FIG. 7 is a diagram showing bit combining in a combining circuit.

[Explanation of Codes] 2 Blocking Circuit 3 DCT Circuit 4 Quantizer 5 Separation Circuit 6 VLC Circuit 8 FLC Circuit 11 Mode Change Switch 21 Mode Detection Circuit 23 VLD Circuit 25 FLD Circuit 27 Inverse Quantization Circuit 28 IDCT Circuit 29 Inverse Block Circuit

─────────────────────────────────────────────────── ─── Continuation of the front page (51) Int.Cl. ⁶ Identification code Internal reference number FI Technical indication H04N 7/133 Z

Claims (3)

[Claims] 1. An orthogonal transformer that orthogonally transforms input image data block by block, a quantizer that quantizes output data of the orthogonal transformer, and a quantizer output that is separated into upper bits and lower bits. Separation circuit, variable-length encoder for variable-length encoding the high-order bit output of the separation circuit, first recording head for recording the variable-length encoded data on a recording medium, and low-order bit output of the separation circuit Fixed-length encoder for fixed-length encoding, a second recording head for recording the fixed-length encoded data on the recording medium, and a first reproducing head for reproducing variable-length encoded data from the recording medium.
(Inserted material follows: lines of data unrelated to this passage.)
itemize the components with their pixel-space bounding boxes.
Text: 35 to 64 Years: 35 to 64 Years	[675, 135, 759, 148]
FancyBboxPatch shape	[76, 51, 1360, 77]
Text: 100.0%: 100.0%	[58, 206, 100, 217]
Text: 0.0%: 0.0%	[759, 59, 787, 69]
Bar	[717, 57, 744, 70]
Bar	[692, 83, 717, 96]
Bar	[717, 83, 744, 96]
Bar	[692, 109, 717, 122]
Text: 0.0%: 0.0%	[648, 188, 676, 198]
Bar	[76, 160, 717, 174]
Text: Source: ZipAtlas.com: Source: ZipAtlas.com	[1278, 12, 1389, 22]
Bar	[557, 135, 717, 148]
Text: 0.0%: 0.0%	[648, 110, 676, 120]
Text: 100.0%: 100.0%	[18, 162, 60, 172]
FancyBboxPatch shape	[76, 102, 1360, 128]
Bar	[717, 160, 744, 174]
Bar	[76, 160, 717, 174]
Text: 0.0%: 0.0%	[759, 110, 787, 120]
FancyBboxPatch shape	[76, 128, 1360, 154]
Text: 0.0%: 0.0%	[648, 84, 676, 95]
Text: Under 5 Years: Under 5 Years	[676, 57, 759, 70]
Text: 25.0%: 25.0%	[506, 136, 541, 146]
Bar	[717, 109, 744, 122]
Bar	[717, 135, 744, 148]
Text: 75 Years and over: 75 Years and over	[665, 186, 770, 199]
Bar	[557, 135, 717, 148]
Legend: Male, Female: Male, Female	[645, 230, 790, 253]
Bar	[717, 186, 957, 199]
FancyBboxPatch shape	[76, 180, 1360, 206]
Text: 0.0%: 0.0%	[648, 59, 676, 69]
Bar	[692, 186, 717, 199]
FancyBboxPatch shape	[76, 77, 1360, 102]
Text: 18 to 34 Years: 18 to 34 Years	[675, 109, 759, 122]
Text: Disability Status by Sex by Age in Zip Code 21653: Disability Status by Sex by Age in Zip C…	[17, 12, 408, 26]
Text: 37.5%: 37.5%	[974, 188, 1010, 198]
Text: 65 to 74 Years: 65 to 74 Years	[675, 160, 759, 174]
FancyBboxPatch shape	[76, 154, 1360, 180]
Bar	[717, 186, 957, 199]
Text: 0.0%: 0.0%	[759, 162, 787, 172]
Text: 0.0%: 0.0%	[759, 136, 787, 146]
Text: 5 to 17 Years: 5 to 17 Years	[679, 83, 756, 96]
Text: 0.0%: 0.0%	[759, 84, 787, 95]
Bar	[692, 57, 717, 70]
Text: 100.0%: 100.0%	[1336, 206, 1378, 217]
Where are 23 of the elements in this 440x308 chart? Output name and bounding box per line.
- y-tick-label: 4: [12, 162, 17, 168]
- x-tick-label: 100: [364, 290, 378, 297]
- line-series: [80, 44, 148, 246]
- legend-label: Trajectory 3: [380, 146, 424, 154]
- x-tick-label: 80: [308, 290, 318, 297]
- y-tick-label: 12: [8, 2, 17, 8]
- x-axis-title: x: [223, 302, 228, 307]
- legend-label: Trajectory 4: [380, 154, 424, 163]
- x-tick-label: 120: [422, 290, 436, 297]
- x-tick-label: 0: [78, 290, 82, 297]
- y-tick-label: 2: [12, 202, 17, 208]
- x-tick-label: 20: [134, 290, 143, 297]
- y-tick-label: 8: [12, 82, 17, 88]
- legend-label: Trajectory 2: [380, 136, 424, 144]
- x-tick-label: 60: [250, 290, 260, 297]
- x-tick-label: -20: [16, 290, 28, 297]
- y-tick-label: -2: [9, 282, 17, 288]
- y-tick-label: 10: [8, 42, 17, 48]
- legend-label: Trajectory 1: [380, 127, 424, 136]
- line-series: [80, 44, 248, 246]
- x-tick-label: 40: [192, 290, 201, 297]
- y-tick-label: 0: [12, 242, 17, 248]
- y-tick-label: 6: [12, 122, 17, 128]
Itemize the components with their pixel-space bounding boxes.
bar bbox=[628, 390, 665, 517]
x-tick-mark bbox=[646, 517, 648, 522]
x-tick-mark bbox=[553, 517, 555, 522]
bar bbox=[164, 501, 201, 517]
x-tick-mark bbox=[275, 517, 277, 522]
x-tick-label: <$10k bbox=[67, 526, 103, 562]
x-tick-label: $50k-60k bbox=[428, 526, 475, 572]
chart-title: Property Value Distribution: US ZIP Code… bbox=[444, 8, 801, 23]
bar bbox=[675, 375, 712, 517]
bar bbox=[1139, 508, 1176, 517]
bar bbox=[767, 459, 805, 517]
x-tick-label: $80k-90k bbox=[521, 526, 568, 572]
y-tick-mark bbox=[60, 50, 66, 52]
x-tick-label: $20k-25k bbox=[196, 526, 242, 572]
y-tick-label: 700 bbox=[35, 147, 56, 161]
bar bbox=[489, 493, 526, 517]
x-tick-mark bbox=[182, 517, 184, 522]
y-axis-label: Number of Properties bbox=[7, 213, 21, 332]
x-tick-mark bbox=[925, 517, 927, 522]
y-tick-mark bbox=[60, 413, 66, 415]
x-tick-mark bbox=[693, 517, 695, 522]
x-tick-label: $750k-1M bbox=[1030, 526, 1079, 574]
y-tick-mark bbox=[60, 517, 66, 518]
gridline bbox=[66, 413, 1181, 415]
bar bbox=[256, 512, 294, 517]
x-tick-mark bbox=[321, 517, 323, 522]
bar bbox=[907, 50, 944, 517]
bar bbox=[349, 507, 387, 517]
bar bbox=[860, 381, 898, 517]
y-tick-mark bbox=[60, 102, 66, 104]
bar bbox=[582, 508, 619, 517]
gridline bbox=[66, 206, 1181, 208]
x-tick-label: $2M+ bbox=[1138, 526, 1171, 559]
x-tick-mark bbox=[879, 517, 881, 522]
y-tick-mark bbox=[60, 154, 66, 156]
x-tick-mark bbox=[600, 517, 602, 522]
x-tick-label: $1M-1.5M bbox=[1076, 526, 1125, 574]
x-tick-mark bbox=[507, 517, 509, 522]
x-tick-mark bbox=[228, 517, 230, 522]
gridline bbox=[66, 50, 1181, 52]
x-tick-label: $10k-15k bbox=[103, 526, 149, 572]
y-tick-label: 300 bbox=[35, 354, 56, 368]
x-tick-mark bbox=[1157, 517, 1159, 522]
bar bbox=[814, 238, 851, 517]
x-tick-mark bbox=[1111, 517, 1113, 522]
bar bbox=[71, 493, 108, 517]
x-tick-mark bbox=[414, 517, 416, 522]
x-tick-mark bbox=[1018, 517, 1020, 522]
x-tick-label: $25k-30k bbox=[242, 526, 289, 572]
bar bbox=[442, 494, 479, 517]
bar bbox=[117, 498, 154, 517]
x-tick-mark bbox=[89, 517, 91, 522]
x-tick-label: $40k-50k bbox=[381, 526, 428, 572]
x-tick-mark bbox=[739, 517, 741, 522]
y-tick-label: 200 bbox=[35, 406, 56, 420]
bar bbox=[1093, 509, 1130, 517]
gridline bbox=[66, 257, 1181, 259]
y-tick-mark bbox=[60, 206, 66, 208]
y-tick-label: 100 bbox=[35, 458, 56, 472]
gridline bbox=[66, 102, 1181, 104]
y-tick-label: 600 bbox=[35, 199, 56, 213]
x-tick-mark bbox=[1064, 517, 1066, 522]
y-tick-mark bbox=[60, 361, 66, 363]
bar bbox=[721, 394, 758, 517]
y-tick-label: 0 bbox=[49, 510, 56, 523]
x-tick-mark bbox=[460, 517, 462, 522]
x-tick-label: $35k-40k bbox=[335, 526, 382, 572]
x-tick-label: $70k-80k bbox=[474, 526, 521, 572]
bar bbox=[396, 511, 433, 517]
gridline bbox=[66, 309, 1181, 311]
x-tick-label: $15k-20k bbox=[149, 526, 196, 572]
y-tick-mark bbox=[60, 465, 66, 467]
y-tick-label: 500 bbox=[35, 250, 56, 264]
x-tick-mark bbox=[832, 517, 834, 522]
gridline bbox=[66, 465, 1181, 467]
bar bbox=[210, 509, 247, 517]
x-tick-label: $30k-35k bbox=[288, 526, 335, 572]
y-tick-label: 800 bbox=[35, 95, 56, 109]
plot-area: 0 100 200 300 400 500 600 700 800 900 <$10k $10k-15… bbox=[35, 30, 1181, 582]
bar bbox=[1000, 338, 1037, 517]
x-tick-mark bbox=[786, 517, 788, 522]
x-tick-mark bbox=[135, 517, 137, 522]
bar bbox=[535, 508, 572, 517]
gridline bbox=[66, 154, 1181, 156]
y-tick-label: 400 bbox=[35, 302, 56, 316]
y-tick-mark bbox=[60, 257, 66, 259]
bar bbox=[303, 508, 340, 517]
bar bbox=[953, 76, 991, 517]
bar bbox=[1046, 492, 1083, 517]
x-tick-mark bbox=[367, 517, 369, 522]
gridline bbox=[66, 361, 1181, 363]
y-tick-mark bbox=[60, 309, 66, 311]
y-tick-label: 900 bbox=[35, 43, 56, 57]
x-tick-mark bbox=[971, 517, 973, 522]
A variable length decoder for variable length decoding the reproduced variable length encoded data, a second reproducing head for reproducing fixed length encoded data from the recording medium, and the reproduced fixed length encoded data Fixed length Fixed-length decoder, a combining circuit that combines data from the variable-length decoder output and the fixed-length decoder output, an inverse quantizer that inversely quantizes the combining circuit output, and the inverse quantizer With an inverse orthogonal transformer that outputs the image data by inverse orthogonal transforming the output of the device, during recording,
In the first recording mode, only the variable length coded data is recorded, and in the second recording mode the variable length coded data,
And both the fixed-length encoded data are recorded, and at the time of reproduction, the synthesizing circuit, when the recording medium is recorded in the first recording mode, the upper bits are the variable-length decoder output, The lower bit is output as 0, and when the recording medium is recorded in the second recording mode, the upper bit is combined with the variable length decoder output and the lower bit is combined with the fixed length decoder output and output. An image compression recording / reproducing apparatus characterized by the above. 2. A quantizer adaptively changes a quantization characteristic in accordance with a characteristic of input image data, and a separation circuit determines a bit allocation of lower bits in accordance with the quantization characteristic. The image compression recording / reproducing apparatus according to claim 1. 3. An orthogonal transformer that orthogonally transforms input image data block by block, a quantizer that quantizes output data of the orthogonal transformer, and a quantizer output that is separated into upper bits and lower bits. Separation circuit, a first recording head for recording the upper bit data of the separation circuit on a recording medium, a second recording head for recording the lower bit data of the separation circuit on the recording medium, and an upper layer than the recording medium A first reproducing head for reproducing bit data, a second reproducing head for reproducing lower bit data from the recording medium, a synthesizing circuit for synthesizing data from the reproduced upper bit data and lower bit data, An inverse quantizer for dequantizing a synthesis circuit output, and an inverse orthogonal transformer for inverse orthogonal transforming the inverse quantizer output to output image data, and And a second recording mode for recording both the high-order bit data and the low-order bit data, the separation circuit rounds and outputs the high-order bits, and the combining circuit In the case of reproducing the second recording mode, when the maximum digit of the lower bit is 1, the image compression recording / reproducing apparatus is characterized in that after subtracting 1 from the upper bit, it is combined and outputted.